In fact, fixing the Enum
class so it works in this case would require a nontrivial amount of effort. You can override Object.equals()
for Enum
to use reflection in order to compare class names and m_value
values. This will of course eliminate the speed advantage of a typesafe enum type. Besides, it would definitely be too much work for something that has no issues with the old typeunsafe construct in the first place.

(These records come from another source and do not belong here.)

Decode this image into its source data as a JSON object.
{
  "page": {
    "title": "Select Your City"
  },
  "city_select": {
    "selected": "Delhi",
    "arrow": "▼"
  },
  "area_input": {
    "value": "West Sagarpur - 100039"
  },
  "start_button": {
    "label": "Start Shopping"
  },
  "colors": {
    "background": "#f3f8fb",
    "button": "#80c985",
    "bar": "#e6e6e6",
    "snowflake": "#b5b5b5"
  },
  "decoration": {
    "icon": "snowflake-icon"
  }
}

Ironically, core JDK classes are in little danger of this happening because they always load precisely once from the same bootstrap classloader. However, we, the developers, can run into this issue with custom-loaded code.
Proceed with caution
The typesafe enum pattern may require too much work to be truly safe in all situations, especially if your runtime involves serialization or a complex classloader structure — typical elements of Java 2 Platform, Enterprise Edition (J2EE) applications. In certain cases, it won’t work at all. As such, the pattern is an unreliable substitute for a basic feature that the Java language lacks: a compiler-supported enum feature. In many cases, you’re better off using the good old set-of-static-primitive-values enumeration.